LE PIED DE NEZ DE SOULEYMANE BACHIR DIAGNE
Le philosophe, confronté à des reproches sur son prétendu silence durant les crises récentes, choisit la voie de l'engagement intellectuel plutôt que celle de la polémique. "Je vais continuer à les agacer", promet-il à ses détracteurs
Le philosophe Souleymane Bachir Diagne n’y est pas allé de main morte pour répondre à ceux qui pensent qu’il n’a plus le droit à la parole au Sénégal. Invité de « Face aux lecteurs », un événement organisé par la librairie l’Harmattan et animé par le journaliste Pape Aliou Sarr, le penseur sénégalais souligne qu’il continuera à agacer les gens qui ne veulent plus le voir intervenir dans l’espace médiatique sénégalais.
Certains activistes sénégalais et militants du Pastef reprochent au philosophe sénégalais son mutisme durant les crises socio-politiques qui ont secoué le pays ces dernières années. Ils pensent qu’ils pouvaient user de son rayonnement planétaire pour prêter main forte à leur « Révolution ». Par conséquent, les détracteurs du Professeur Souleymane Bachir Diagne sont d’avis qu’il n’a plus son mot à dire concernant les affaires du Sénégal. Mais pour le brillant philosophe, ces derniers peuvent déchanter. « Il semble qu’il y a des gens que cela agace que je parle ici », soutient-il avec humour.

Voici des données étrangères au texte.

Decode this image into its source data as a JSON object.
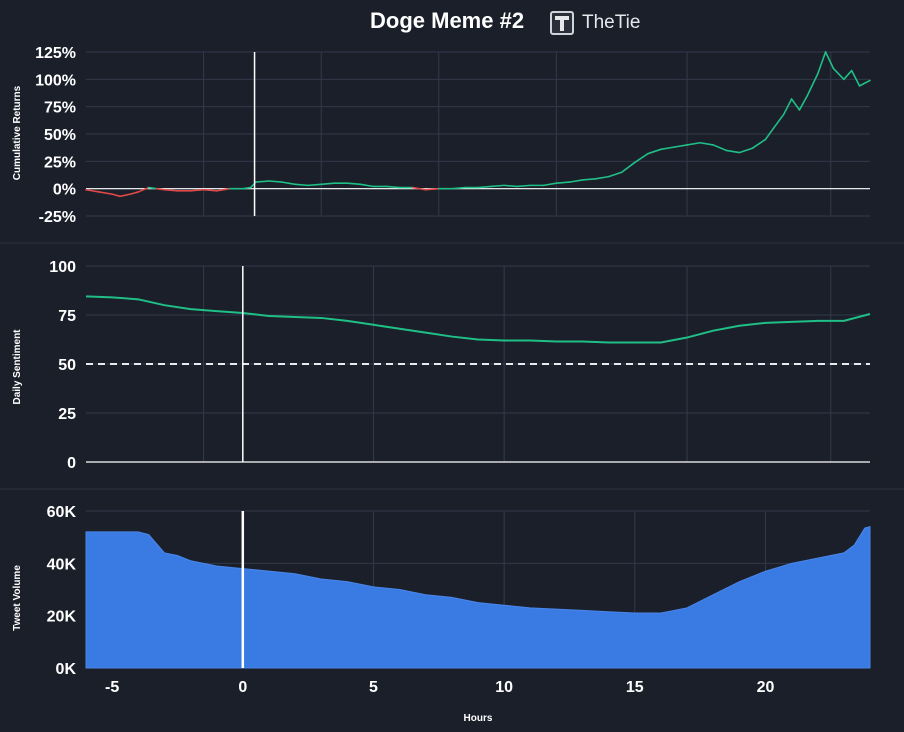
{
  "title": "Doge Meme #2",
  "brand": {
    "name": "TheTie",
    "icon": "thetie-logo-icon"
  },
  "colors": {
    "background": "#1b1f2a",
    "grid": "#323a4a",
    "returns_positive": "#1fbf86",
    "returns_negative": "#e04848",
    "sentiment": "#1fbf86",
    "volume": "#3a7be3",
    "marker": "#ffffff"
  },
  "x_axis": {
    "label": "Hours",
    "ticks": [
      "-5",
      "0",
      "5",
      "10",
      "15",
      "20"
    ]
  },
  "chart_data": [
    {
      "type": "line",
      "ylabel": "Cumulative Returns",
      "yticks": [
        "125%",
        "100%",
        "75%",
        "50%",
        "25%",
        "0%",
        "-25%"
      ],
      "ylim": [
        -25,
        125
      ],
      "xlim": [
        -6,
        24
      ],
      "marker_x": 0.45,
      "series": [
        {
          "x": [
            -6,
            -5.5,
            -5,
            -4.7,
            -4.3,
            -4,
            -3.6,
            -3.3,
            -3,
            -2.5,
            -2,
            -1.5,
            -1,
            -0.5,
            0,
            0.3,
            0.5,
            1,
            1.5,
            2,
            2.5,
            3,
            3.5,
            4,
            4.5,
            5,
            5.5,
            6,
            6.5,
            7,
            7.5,
            8,
            8.5,
            9,
            9.5,
            10,
            10.5,
            11,
            11.5,
            12,
            12.5,
            13,
            13.5,
            14,
            14.5,
            15,
            15.5,
            16,
            16.5,
            17,
            17.5,
            18,
            18.5,
            19,
            19.5,
            20,
            20.3,
            20.7,
            21,
            21.3,
            21.6,
            22,
            22.3,
            22.6,
            23,
            23.3,
            23.6,
            24
          ],
          "y": [
            -1,
            -3,
            -5,
            -7,
            -5,
            -3,
            1,
            0,
            -1,
            -2,
            -2,
            -1,
            -2,
            0,
            0,
            1,
            6,
            7,
            6,
            4,
            3,
            4,
            5,
            5,
            4,
            2,
            2,
            1,
            1,
            -1,
            0,
            0,
            1,
            1,
            2,
            3,
            2,
            3,
            3,
            5,
            6,
            8,
            9,
            11,
            15,
            24,
            32,
            36,
            38,
            40,
            42,
            40,
            35,
            33,
            37,
            45,
            55,
            68,
            82,
            72,
            85,
            105,
            125,
            110,
            100,
            108,
            94,
            99
          ]
        }
      ]
    },
    {
      "type": "line",
      "ylabel": "Daily Sentiment",
      "yticks": [
        "100",
        "75",
        "50",
        "25",
        "0"
      ],
      "ylim": [
        0,
        100
      ],
      "xlim": [
        -6,
        24
      ],
      "marker_x": 0,
      "threshold": 50,
      "series": [
        {
          "x": [
            -6,
            -5,
            -4,
            -3,
            -2,
            -1,
            0,
            1,
            2,
            3,
            4,
            5,
            6,
            7,
            8,
            9,
            10,
            11,
            12,
            13,
            14,
            15,
            16,
            17,
            18,
            19,
            20,
            21,
            22,
            23,
            24
          ],
          "y": [
            84.5,
            84,
            83,
            80,
            78,
            77,
            76,
            74.5,
            74,
            73.5,
            72,
            70,
            68,
            66,
            64,
            62.5,
            62,
            62,
            61.5,
            61.5,
            61,
            61,
            61,
            63.5,
            67,
            69.5,
            71,
            71.5,
            72,
            72,
            75.5
          ]
        }
      ]
    },
    {
      "type": "area",
      "ylabel": "Tweet Volume",
      "yticks": [
        "60K",
        "40K",
        "20K",
        "0K"
      ],
      "ylim": [
        0,
        60000
      ],
      "xlim": [
        -6,
        24
      ],
      "marker_x": 0,
      "series": [
        {
          "x": [
            -6,
            -5,
            -4,
            -3.6,
            -3,
            -2.5,
            -2,
            -1,
            0,
            1,
            2,
            3,
            4,
            5,
            6,
            7,
            8,
            9,
            10,
            11,
            12,
            13,
            14,
            15,
            16,
            16.5,
            17,
            18,
            19,
            20,
            21,
            22,
            23,
            23.4,
            23.8,
            24
          ],
          "y": [
            52000,
            52000,
            52000,
            51000,
            44000,
            43000,
            41000,
            39000,
            38000,
            37000,
            36000,
            34000,
            33000,
            31000,
            30000,
            28000,
            27000,
            25000,
            24000,
            23000,
            22500,
            22000,
            21500,
            21000,
            21000,
            22000,
            23000,
            28000,
            33000,
            37000,
            40000,
            42000,
            44000,
            47000,
            53500,
            54000
          ]
        }
      ]
    }
  ]
}
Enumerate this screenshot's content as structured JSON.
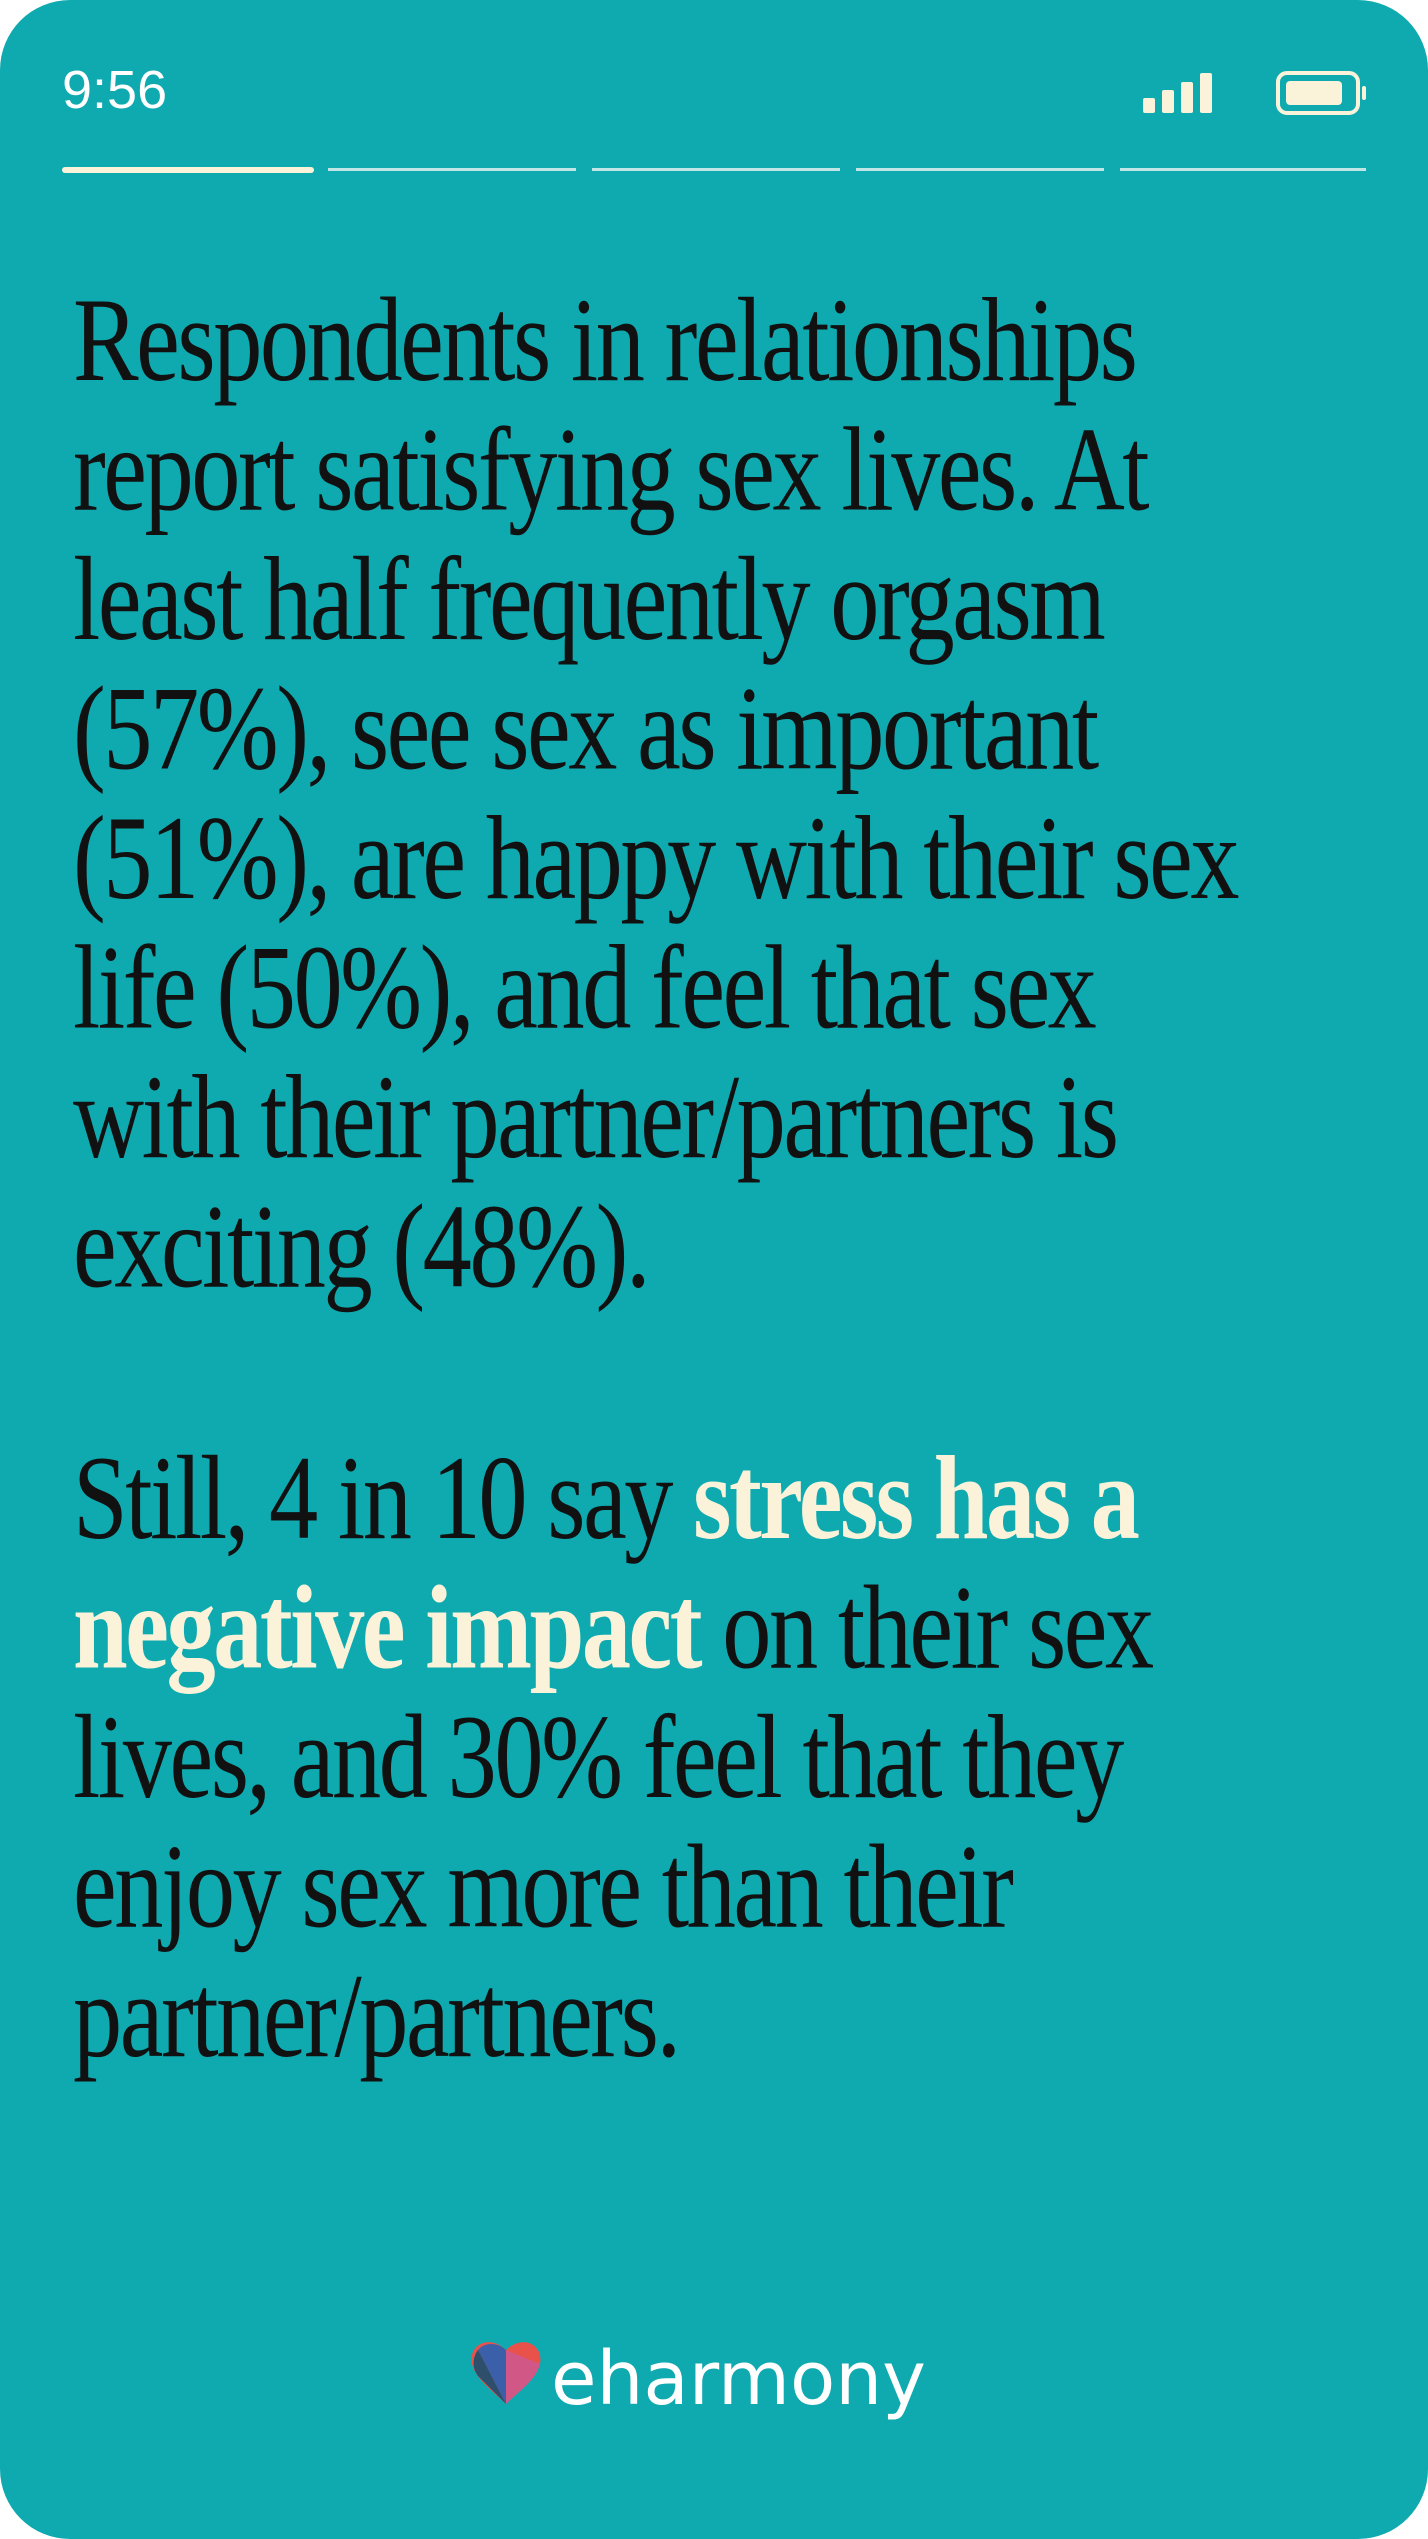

Mais devant un public venu l’écouter parler de philosophie et de son dernier ouvrage *Ubuntu*, Pr Diagne, connu pour sa tempérance, n’a pas pour autant fait l’autruche pour répondre à ces critiques : « Je vais continuer à les agacer », déclare-t-il avec véhémence. À l’en croire en effet, le paradoxe serait qu’il ne parle de son travail et de ce qu’il a fait qu’à l’extérieur. « Et que je ne le fasse pas ici chez nous », renchérit le penseur sénégalais.
S’exprimant en outre sur son livre et sur le concept *Ubuntu*, mot bantou devenu, d’après lui, un concept éthique et politique, Pr Diagne indique qu’il y a deux choses qui sont importantes avec ce mot devenu par la force des choses un concept philosophique.
L’humain n’est pas un état mais un devenir
« Que l’humain n’est pas un état mais un devenir. On devient humain. Naître humain, c’est avoir la responsabilité de se faire soi-même un humain, de s’inventer comme humain », renseigne l’auteur de l’essai *Universaliser*. La deuxième composante, estime-t-il, est que l’humanité qu’il faut construire se fait dans la réciprocité et la relation. « Nous co-construisons nos humanités. Une des traductions possibles d’*Ubuntu* c’est une co-humanité. C’est l’idée que nous avons à devenir humain et que nous le devenons ensemble », a fait savoir Souleymane Bachir Diagne.
Dans le même ordre d’idées, le penseur sénégalais a fait une comparaison entre ce mot bantou *Ubuntu*, et le mot wolof « Nitté ». « C’est l’analogue fonctionnel de ce qui est entendu par *Ubuntu*. Il est tout à fait logique de voir en effet que *Ubuntu* a dans la langue wolof un analogue fonctionnel qui est ‘‘Nitté’’. Car ‘‘Nitté’’ signifie aussi que l’homme a la responsabilité et la tâche de devenir ‘‘Nitt’’ », renseigne-t-il.
Faire de mon identité une politique, c’est absurde, c’est une impasse
Devant « ses » lecteurs, et parlant de la complémentarité qui pourrait exister entre ce concept *Ubuntu* et l’action politique, Pr Souleymane Bachir Diagne trouve aussi qu’il n’y a aucune urgence d’agir qui vaille de mettre entre parenthèses le temps de la réflexion. « Le temps de la réflexion est toujours nécessaire quand les urgences sont là, il faut pouvoir savoir prendre la distance philosophique que la réflexion elle-même nous impose malgré la pression de ces urgences », prône-t-il non sans rappeler que la finalité d’*Ubuntu*, c’est finalement rendre la communauté meilleure.
Toutefois, il affirme qu’être ensemble, cela suppose aussi l’affirmation des identités. « Il ne s’agit pas de transformer nos identités en identitarisme. Le problème, c’est les identitarismes. Faire de mon identité une politique, c’est absurde, c’est une impasse », prévient-il. Poursuivant son argumentation, il signale que malheureusement, dans le monde actuel de la fragmentation, chacun fait de sa tribu et de son particularisme l’alpha et l’oméga de sa politique. « Mais pour faire communauté, cela ne veut pas dire qu’il faille effacer qui nous sommes. Au contraire, comprendre que le monde est pluriel, qu’il est tissé de différences, c’est la condition même d’une orientation commune vers un horizon de l’universalité », note le philosophe avec toujours la même pertinence.